Neu gebaut werden muss das Seniorenheim allerdings nicht, denn es steht bereits. Dabei handelt es sich um das Wohn- und Begegnungszentrum Zehnthof (WBZ) der Städtischen Seniorenheime Dortmund in Dortmund-Körne. Die Einrichtung bietet aktuell 130 Menschen ein Zuhause.

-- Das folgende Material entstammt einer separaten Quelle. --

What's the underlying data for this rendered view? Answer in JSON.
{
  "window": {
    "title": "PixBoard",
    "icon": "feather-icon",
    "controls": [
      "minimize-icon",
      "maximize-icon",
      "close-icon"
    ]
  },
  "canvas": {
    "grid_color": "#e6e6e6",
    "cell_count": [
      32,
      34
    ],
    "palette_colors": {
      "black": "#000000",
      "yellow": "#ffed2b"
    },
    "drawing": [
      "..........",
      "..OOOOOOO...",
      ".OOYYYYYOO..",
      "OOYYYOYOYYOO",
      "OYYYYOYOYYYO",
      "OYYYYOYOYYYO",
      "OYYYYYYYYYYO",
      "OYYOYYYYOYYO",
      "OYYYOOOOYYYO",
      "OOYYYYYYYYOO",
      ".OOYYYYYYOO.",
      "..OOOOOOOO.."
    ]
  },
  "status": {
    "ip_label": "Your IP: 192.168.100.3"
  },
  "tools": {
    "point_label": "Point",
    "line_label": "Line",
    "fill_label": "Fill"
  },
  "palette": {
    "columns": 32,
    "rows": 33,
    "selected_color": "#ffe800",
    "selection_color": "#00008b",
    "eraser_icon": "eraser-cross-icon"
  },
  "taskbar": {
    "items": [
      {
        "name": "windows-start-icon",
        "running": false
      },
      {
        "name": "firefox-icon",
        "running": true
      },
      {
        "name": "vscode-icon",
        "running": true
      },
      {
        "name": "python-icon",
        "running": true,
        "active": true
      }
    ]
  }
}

Seniorenheim bekommt Siegel verliehen

Das Seniorenheim bekommt nun das Qualitätssiegel „Lebensort Vielfalt“ der
Schwulenberatung Berlin verliehen.

Das Siegel erhalten Einrichtungen, die besonders gute Voraussetzungen für sexuelle und geschlechtliche Minderheiten schaffen – etwa in personeller Hinsicht oder wenn sie sich nachweislich bemühen, die sexuelle und geschlechtliche Vielfalt ihrer Bewohner als wesentlichen Aspekt ihrer Persönlichkeit zu berücksichtigen.

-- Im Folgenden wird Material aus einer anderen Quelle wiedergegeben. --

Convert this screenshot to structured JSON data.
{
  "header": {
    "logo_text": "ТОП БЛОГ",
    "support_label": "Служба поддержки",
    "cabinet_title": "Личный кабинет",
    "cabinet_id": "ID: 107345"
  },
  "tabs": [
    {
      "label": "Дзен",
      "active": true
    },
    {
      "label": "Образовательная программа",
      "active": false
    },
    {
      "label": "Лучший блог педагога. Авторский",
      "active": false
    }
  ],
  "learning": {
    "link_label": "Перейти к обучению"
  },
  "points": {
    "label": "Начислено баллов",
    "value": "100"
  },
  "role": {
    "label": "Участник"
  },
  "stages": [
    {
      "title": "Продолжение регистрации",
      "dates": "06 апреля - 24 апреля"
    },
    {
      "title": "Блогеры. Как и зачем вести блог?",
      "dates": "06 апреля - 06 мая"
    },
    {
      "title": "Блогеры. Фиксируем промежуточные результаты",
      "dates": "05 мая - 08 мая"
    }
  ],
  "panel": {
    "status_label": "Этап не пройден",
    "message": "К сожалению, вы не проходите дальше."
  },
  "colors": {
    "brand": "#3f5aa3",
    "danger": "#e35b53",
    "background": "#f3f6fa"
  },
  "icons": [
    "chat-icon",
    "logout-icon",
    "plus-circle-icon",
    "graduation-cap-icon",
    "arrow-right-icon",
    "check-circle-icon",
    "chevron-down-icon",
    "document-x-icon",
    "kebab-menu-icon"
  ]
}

Sexuelle Minderheiten älteren Semesters auch in Dortmund

Bedarf dafür gibt es. Denn Experten wie der Soziologe Ralf Lottmann gehen bundesweit von einer knappen halben Million LGBTI-Personen aus, die 65 Jahre und älter sind. Nach dieser Schätzung dürfte es auch in Dortmund Menschen dieser sexuellen Orientierung geben. LGBTI ist dabei die Abkürzung für die englischen Wörter Lesbian, Gay, Bisexual, Transgender und Intersexual.

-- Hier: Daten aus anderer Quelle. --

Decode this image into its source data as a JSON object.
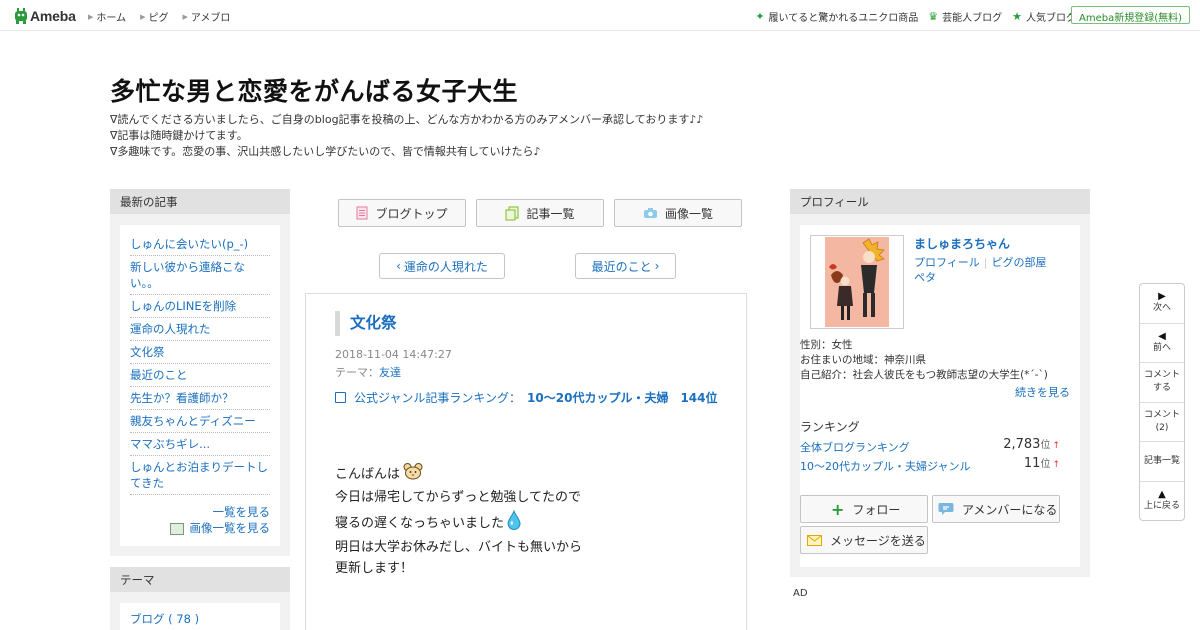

„Wir möchten unseren Bewohnern und Mitarbeitern ein selbstbestimmtes Leben ermöglichen“, wird Heimleiterin Manuela Balkenohl im „Mannschaft Magazin“ zitiert. Die Auseinandersetzung mit dem Thema LGBTI bringe einen Entwicklungsschub in den Bereichen Haltung, Fachwissen, Zusammengehörigkeit und Selbstverwirklichung.

Das Seniorenheim habe dem Bericht zufolge laut eigenen Aussagen „die Initiative ergriffen, um auch diesen Menschen ein sicheres Zuhause und eine gute teilhabeorientierte Pflege zu bieten“.

Neben Dortmund bewerben sich auch Seniorenheime aus Baden-Württemberg und Schleswig-Holstein für das Siegel. Es bleibt abzuwarten, wer am Ende damit ausgezeichnet wird.